De Nova Iorque para Lisboa à boleia da improvisação
Invocar Miles Davis para lembrar que as notas a tocar são aquelas que não estão na partitura é dizer uma lapalissada aos amantes de jazz. Mas não é uma invocação descabida quando se trata de lembrar que o Jazz em Agosto está de volta, entre 31 de julho e 9 de agosto, na Gulbenkian, em Lisboa. Um festival que continua na demanda do que está fora da partitura, que não se esconde atrás do óbvio. Antes celebra a criatividade e a diversidade deste género musical.

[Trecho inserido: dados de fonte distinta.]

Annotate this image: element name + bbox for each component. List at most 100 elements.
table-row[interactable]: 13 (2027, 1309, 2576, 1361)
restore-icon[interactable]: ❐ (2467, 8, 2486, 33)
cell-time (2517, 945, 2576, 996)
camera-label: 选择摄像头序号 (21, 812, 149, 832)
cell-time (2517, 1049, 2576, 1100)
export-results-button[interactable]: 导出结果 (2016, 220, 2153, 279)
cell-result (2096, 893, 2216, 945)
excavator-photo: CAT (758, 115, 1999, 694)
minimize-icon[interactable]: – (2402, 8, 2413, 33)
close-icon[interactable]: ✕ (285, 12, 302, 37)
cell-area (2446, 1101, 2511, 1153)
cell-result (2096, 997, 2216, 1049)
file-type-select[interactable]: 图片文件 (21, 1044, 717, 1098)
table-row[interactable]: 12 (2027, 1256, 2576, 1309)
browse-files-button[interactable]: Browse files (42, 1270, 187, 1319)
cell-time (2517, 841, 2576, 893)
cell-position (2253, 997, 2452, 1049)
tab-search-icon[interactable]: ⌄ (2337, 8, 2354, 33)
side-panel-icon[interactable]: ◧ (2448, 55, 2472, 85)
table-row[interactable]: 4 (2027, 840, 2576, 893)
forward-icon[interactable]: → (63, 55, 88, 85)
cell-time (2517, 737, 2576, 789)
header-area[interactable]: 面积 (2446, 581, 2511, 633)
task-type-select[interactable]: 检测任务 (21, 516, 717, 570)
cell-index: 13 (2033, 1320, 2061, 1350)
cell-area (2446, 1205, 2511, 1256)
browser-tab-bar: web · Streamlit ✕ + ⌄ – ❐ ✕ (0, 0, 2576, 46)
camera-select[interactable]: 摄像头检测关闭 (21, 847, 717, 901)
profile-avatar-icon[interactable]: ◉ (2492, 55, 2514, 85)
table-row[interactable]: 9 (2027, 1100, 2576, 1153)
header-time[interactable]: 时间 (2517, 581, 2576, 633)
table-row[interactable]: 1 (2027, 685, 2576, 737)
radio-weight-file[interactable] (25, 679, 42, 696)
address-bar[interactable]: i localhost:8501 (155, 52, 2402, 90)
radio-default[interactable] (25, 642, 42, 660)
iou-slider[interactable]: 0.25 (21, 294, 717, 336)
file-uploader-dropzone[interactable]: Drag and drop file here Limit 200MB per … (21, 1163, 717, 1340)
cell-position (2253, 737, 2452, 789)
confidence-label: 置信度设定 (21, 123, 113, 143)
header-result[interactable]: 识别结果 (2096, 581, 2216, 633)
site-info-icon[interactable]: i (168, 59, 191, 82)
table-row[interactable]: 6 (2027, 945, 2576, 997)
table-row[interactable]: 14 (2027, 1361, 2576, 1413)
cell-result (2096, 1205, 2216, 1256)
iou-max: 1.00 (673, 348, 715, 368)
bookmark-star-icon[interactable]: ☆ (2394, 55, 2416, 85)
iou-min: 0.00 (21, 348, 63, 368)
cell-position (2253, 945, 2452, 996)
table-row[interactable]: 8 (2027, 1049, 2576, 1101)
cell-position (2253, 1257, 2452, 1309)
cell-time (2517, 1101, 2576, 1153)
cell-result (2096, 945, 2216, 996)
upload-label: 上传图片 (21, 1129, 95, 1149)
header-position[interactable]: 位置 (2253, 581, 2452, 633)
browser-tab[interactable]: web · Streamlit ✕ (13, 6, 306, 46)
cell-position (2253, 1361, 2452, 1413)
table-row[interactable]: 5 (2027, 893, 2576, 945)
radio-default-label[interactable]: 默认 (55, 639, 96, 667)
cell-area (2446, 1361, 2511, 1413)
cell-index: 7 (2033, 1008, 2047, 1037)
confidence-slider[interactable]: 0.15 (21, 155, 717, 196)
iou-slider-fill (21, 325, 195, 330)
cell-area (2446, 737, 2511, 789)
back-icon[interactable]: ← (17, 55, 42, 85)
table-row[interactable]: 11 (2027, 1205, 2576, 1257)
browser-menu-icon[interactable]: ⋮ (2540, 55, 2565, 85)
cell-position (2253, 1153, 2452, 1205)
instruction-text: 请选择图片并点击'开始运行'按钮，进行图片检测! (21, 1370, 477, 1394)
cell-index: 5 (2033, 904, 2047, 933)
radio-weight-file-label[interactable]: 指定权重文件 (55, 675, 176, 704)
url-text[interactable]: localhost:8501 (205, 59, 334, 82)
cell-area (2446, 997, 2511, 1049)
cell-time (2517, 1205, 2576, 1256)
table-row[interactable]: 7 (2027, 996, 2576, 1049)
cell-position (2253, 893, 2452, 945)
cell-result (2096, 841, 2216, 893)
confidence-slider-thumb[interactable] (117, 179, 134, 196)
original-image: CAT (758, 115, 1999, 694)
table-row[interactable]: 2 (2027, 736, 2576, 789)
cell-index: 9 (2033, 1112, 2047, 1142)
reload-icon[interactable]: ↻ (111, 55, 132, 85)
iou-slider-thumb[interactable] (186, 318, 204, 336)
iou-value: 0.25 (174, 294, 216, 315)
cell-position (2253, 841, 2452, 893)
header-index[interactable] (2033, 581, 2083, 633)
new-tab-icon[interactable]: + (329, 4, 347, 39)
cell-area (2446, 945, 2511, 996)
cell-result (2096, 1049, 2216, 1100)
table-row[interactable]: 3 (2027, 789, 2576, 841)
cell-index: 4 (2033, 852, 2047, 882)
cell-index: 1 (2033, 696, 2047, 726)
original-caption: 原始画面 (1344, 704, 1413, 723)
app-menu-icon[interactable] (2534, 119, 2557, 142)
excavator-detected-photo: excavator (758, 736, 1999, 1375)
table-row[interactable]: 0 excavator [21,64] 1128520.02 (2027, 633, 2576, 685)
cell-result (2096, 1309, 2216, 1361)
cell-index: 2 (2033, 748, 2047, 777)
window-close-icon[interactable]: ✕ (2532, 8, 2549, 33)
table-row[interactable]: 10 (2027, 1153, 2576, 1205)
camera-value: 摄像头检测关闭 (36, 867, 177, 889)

Em 2026, o festival mantém a estrutura da edição anterior, com catorze concertos que se dividem entre o Grande Auditório, o Anfiteatro ao Ar Livre e o Auditório 2. A natureza de cada espaço define o tipo de proposta: os concertos no Auditório 2 assumem um caráter mais experimental, os do Anfiteatro Ar Livre dirigem-se a um público mais alargado e o Grande Auditório acolhe apenas um concerto, que abre o Jazz em Agosto. Falamos do pianista alemão Joachim Kühn que, aos 82 anos, se apresenta num solo. Momento muito aguardado nesta 42ª edição. Pelo seu estilo, muito pessoal, e pelo facto de raramente dar concertos a solo, por sua própria imposição.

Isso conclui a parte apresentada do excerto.